NPC intracellular cholesterol transporter 2
The NPC2 gene provides instructions for making a protein that is located inside lysosomes, which are compartments in the cell that digest and recycle materials. The NPC2 protein attaches (binds) to cholesterol. Cholesterol is a waxy, fat-like substance that is produced in the body and obtained from foods.
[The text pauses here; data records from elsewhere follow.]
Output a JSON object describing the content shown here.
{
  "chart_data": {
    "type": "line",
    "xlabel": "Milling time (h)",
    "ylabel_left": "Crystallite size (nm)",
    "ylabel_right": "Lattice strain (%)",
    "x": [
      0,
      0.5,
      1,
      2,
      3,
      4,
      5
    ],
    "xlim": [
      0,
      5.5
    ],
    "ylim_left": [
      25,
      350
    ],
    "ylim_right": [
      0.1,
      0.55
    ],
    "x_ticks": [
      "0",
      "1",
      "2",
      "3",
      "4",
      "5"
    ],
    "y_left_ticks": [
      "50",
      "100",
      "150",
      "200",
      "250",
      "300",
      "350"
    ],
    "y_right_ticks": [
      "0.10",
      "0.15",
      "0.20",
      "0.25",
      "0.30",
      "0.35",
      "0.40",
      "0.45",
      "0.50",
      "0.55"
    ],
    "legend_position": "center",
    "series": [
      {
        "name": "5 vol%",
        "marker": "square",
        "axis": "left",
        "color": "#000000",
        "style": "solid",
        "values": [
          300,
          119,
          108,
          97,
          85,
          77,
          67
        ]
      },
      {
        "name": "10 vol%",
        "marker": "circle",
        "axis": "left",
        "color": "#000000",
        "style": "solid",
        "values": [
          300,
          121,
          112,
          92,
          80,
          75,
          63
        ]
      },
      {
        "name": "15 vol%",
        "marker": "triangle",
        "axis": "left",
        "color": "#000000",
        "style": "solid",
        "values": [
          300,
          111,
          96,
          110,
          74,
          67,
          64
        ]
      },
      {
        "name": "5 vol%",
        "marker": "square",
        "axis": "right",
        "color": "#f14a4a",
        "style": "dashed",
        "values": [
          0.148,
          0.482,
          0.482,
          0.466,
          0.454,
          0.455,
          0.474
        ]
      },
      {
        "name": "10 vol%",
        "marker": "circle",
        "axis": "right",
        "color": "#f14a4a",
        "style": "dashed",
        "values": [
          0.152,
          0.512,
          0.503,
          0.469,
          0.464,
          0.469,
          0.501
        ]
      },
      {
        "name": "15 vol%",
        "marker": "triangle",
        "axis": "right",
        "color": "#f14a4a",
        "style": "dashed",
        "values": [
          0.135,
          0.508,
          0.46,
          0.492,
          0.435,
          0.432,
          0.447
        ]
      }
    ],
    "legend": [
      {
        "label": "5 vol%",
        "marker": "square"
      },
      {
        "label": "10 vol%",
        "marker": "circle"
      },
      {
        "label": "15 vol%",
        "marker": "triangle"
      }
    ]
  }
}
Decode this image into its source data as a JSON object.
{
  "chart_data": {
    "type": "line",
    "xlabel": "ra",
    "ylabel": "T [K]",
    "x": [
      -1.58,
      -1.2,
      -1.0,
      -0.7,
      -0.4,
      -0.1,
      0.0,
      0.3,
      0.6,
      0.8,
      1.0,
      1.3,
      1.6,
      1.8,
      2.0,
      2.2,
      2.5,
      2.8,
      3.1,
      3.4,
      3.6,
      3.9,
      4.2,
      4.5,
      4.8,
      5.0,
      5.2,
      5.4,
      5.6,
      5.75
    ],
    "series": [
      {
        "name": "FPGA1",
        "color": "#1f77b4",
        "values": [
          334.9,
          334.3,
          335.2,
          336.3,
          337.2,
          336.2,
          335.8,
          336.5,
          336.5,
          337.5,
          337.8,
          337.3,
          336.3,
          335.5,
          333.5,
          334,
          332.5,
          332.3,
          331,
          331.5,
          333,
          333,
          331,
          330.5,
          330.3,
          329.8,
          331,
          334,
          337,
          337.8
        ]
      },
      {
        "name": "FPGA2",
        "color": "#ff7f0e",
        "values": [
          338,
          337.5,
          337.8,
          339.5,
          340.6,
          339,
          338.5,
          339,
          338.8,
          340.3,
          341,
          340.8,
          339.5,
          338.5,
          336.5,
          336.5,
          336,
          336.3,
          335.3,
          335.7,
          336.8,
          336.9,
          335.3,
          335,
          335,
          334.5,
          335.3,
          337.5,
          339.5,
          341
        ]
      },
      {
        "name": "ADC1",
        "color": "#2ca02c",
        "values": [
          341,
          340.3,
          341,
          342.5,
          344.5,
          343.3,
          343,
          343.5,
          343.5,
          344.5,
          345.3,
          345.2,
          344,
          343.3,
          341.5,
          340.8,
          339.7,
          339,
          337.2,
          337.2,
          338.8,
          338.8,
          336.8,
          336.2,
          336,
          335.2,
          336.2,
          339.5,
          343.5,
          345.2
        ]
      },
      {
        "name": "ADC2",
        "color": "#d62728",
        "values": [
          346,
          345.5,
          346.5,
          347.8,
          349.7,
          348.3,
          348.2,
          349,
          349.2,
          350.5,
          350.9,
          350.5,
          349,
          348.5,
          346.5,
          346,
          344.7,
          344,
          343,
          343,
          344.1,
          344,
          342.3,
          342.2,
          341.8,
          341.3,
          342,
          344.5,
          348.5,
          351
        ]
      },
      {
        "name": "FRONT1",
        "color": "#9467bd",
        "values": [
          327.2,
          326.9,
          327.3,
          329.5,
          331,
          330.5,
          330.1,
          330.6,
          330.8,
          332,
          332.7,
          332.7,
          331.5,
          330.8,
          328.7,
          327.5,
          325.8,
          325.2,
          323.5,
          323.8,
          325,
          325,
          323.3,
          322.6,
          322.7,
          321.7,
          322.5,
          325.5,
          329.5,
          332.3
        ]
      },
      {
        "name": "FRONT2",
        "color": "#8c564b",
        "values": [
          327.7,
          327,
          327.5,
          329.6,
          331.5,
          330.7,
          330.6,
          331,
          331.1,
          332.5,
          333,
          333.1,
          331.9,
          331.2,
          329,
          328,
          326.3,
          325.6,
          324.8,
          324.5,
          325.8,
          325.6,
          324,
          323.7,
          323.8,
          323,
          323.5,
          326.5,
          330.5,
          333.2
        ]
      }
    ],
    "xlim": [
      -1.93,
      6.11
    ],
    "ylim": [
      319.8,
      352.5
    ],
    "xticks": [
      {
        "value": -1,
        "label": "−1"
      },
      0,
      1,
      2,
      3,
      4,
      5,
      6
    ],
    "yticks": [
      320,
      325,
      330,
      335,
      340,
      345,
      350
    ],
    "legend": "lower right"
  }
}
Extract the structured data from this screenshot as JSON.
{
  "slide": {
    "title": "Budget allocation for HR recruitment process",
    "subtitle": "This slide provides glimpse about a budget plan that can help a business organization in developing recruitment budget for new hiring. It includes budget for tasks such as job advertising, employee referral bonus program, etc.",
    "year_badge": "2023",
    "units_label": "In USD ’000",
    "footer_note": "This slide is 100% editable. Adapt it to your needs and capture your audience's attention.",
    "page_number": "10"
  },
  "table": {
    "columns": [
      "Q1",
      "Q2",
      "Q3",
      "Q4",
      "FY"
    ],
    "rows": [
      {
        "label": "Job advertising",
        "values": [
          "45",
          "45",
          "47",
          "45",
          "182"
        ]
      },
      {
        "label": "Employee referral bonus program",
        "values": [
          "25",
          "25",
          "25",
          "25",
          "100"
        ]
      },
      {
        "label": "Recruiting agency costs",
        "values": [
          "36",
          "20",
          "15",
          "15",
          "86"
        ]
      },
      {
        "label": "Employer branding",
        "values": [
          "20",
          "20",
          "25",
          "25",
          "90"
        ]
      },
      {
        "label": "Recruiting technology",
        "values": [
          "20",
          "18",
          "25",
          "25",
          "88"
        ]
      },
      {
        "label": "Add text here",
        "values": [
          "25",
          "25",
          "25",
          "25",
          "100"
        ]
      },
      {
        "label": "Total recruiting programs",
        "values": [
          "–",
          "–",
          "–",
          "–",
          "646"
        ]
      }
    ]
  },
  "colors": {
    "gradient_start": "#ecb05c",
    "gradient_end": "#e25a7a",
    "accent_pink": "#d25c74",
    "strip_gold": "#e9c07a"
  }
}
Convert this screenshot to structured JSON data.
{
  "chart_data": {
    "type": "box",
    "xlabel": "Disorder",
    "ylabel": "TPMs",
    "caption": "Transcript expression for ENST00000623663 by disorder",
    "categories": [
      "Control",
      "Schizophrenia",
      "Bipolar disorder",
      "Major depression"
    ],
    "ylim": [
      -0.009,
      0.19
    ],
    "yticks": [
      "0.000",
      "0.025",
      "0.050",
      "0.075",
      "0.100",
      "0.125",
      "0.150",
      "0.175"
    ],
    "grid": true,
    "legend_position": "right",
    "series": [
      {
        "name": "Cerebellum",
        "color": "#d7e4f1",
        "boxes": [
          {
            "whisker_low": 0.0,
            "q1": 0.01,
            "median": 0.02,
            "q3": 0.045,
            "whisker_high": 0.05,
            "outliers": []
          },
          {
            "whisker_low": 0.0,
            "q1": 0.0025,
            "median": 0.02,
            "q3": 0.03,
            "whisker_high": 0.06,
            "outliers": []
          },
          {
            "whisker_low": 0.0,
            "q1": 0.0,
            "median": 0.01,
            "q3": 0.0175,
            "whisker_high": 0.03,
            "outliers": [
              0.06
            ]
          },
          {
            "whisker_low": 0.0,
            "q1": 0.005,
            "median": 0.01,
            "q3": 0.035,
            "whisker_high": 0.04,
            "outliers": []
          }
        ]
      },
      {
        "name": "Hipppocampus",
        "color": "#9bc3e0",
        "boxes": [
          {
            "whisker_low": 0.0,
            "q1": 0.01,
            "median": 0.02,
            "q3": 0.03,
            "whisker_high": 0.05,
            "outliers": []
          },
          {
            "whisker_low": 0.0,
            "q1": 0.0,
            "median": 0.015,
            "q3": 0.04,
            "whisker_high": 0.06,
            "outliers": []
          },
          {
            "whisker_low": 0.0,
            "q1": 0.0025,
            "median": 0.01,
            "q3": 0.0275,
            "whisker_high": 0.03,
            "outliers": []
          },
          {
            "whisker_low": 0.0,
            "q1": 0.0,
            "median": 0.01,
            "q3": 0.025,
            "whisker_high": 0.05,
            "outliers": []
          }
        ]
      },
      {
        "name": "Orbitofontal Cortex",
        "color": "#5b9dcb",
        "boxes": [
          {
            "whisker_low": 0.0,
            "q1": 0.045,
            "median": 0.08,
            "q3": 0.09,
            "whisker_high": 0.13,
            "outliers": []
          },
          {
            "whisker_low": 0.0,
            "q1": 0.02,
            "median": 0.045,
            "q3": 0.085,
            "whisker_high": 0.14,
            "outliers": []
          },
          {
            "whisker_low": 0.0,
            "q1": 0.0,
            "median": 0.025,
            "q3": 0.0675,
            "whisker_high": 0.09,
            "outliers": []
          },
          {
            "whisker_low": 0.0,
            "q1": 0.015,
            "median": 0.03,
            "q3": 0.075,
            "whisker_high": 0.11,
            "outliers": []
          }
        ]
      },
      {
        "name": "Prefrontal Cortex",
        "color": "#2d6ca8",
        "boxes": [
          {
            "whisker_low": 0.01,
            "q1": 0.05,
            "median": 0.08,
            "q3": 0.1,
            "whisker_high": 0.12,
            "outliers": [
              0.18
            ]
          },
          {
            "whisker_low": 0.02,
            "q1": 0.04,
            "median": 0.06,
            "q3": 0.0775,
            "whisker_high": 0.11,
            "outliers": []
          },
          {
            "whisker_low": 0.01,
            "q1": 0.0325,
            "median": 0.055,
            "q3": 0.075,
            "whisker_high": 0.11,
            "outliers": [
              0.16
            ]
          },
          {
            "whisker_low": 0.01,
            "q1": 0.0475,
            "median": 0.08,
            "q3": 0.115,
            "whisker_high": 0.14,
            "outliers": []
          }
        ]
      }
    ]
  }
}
Research suggests that the NPC2 protein plays an important role in moving cholesterol and certain other fats (lipids) out of the lysosomes to other parts of the cell.
More than 20 mutations in the NPC2 gene have been found to cause Niemann-Pick disease type C2. This type of Niemann-Pick disease is characterized by a buildup of fat within cells that leads to movement problems, neurological impairment, lung and liver disease, and speech and feeding problems. The NPC2 gene mutations that cause Niemann-Pick disease type C2 reduce or eliminate NPC2 protein activity, which prevents movement of cholesterol and other lipids, leading to their accumulation in cells. Because these lipids are not in their proper location in cells, many normal cell functions that require lipids (such as cell membrane formation) are impaired. The accumulation of lipids and the cell dysfunction eventually leads to cell death, causing the tissue and organ damage seen in Niemann-Pick disease type C2.